Besonders erinnerungswürdig sind die Dessert-Gerichte zum Schluss, die ich unbedingt noch beschreiben will. Ich schmecke die Inspiration aus dem Coda, weil hier Süße nicht aus herkömmlichen Zucker entsteht. Beim Granité aus unreifer, grüner Pflaume, das wie mit dem aus Bonito-Flocken bekannten Katsuobushi gewürzt scheint, entfaltet sich zunächst Säure, dann eine fischige Salzigkeit, bis zum Schluss eine leichte Süße übrigbleibt.

Ebenso beim seidigen Tofu, der mit Süßgras infusioniert ist und wie eine Pannacotta zu einem gepickelten Ingwer-Rhabarber-Kompott mit Pistazien und Koriandersamen gelöffelt wird. Für 15 Euro extra zum Menü lohnt auch das das Ya Bao Sandwich unbedingt.

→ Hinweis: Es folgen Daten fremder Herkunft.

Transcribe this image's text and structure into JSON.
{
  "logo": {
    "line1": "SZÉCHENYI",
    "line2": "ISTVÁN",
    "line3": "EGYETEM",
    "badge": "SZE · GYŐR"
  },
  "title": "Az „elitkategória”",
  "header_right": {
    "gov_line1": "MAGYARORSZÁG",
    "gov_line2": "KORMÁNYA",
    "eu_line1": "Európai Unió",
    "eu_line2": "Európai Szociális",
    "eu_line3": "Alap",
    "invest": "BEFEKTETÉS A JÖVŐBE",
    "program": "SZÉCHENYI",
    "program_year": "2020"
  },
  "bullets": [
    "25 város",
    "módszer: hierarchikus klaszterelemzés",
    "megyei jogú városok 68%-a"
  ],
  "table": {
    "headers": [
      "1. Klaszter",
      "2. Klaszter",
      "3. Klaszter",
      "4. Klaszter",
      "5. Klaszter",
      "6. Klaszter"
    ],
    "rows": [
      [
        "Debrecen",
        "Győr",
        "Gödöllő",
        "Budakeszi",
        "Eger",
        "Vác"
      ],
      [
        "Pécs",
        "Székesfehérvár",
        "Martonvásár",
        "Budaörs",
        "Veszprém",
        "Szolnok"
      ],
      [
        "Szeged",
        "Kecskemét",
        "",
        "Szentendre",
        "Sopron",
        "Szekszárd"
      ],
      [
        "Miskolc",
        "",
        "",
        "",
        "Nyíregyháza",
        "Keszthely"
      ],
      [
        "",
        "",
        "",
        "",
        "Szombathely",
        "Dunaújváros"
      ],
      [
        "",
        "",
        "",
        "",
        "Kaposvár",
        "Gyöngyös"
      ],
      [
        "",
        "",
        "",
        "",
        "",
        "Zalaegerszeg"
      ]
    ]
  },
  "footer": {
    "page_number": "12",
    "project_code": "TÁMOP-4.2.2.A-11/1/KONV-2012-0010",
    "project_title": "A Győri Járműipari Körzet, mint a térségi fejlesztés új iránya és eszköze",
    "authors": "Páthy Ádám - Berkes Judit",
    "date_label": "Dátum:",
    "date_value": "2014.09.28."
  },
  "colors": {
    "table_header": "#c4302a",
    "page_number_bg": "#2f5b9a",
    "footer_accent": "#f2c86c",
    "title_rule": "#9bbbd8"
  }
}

Nur soviel: Stellen Sie sich ein sehr ungewöhnliches Eis-Sandwich aus Tee vor, das jedoch so intuitiv lecker schmeckt wie das allererste Magnum in der Kindheit.

Nein, vegan als Label, das auf eine pflanzliche Küche verweist, hat im Oukan ausgedient. Hier lasse ich es höchstens in folgendem Kontext gelten: Als Label für eine Küche, die bei jedem Teller überraschenden Geschmackserlebnissen hinterherjagt.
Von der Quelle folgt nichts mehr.